You certainly can't have too much colour in a single yarn. More is definitely better, and right now, I'm going to go into the Madame Futura business: I predict that these bobbins, when plied, will make a yarn that I will want to knit with, and you might too.  Want to knit with. (Yes, I dangled both of them on purpose).
Here's my thinking.  The two complete bobbins were spun from pencil rovings dyed by Judy Jackson. In the skein (pencil rovings often come in skeins, hanks, or whatever you prefer to call those twisty things), they both looked murky, edgy-cool with a bit of fire. The first turned out rather bluer than I'd expected, less purple (the purple was on my hands. For a day or two. I don't believe it's a Bad Permanent Crocking Issue so much as an over-saturation issue that will resolve when I finish - i.e. wash - the yarn). The second turned out to have more white on the bobbin than I'd have guessed, or desired, come to that. Also orange, which paled in the spinning, and greenish, ditto.

So given a bobbin with lots of white and a bobbin with lots of dark, the perfect bridge will have some colour, not too saturated, not too pale, containing at least some colours from each of the two existing bobbins and a few extra for interest, right? What on earth possessed me to buy merino roving dyed easter egg colours (as usual I'm suffering from Poor Photography, so what you see as blue is in fact lavender, and the orange is more, as is the green. More orange, more green, respectively), I'll never know, but I'm glad I did and am betting on my imagined excellent colour sense that this will work. Of course, if it doesn't, there's no defeat of any sort because I Can Always Dye.
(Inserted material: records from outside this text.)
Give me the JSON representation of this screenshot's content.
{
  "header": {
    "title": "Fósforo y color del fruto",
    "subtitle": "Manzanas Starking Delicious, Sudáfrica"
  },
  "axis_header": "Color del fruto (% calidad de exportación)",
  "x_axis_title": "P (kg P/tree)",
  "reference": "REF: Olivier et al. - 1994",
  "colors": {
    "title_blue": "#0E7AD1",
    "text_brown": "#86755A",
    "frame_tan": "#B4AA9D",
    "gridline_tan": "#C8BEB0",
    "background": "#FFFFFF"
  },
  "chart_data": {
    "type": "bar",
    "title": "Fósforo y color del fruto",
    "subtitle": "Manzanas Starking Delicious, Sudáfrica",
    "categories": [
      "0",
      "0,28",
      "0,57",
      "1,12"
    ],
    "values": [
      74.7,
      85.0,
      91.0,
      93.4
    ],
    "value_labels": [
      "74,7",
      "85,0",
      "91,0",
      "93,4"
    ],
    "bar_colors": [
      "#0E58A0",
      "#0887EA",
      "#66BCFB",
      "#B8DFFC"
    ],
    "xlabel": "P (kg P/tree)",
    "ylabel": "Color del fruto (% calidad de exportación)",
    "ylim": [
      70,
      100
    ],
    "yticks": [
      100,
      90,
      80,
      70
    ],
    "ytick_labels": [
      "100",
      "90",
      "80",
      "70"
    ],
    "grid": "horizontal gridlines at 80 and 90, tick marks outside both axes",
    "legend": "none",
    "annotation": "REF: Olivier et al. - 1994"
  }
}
Anyway, back to my weakness. The latest weakness.

A swirly pentagon. Soon I'll have five more. Then I'll knit on a collar that is higher in the back than in the front, and then I'll start working ziggy-zaggy in the round, increasing at an appropriate tempo until I reach a suitable armhole depth, at which point body and sleeves will go their separate ways. I will probably not even shoot for any sort of colour congruity after The Great Divide, because I'm aiming for, quite frankly, a mess of colour. If I'm in the mood (read "bored") I may insert some squares in the zig-zags. It'll be fun.

In reality, I'm going to rip this one out because the yarn around the outer edge is a tad too thick and crocks badly (I should only ever indigo dye with professionals, no matter how much fun I think I'm having with with my friends), and I want to do something more organic with the colour striping. And I haven't blocked and measured but it might be too big. It's my swatch, dammit!

At this point I should say that my delusions of grandeur extend to multiple self-styled titles of royalty: I'm also The Queen Of Small Amounts. I'd rather sample than rule out or make large commitments, so I'm perfectly happy buying single ounces of fiber. Sometimes three oddies might conjoin to become a 3-ply yarn, but I have no problem ending up with one-ounce balls of yarn either. I also hate to waste all the yummy samples from SOAR workshops, which (if they're really tiny and in unspun format) I might combine on the carder, or else just find a use for those few odd yards of silk boucle or navajo-plied soy silk or Judith's Very Own buffalo or that nasty ingeo by which I will NEVER EVER be tempted again. For example.

What this means is that I have a goodly selection of small amounts of coordinating yarns that will get thrown into the mix randomly, leading to the above-mentioned mess of colour.

Unless I change my mind or get distracted, of course.

Don't laugh.

3 comments:

Anonymous said...

Love your blog!!

Yup, oversaturation. It's that damned Navy dye. You never know when it's dissolved and I really try to get it to do it's thing.

Love the yarn you are making from the pencil rovings. That merino was so shiny and soft!

Anonymous said...

we would NEVER laugh at our Queen.
It could lead to
"OFF WITH YOUR HEADS"
I can't spin headless.

Charlene said...

Judy, the pencil roving has been an interesting experience. The first time I tried to spin it, I had a hell of a time (and I'm not used to Adversity in Spinning) so I put it away for a few years (think I bought it in a hotel room at SOAR 1996 - remember?) and then when I tried again, new methodology (hands REALLY far apart, extremely short little drafts) it just flew. It's lovely stuff, very lustrous for merino.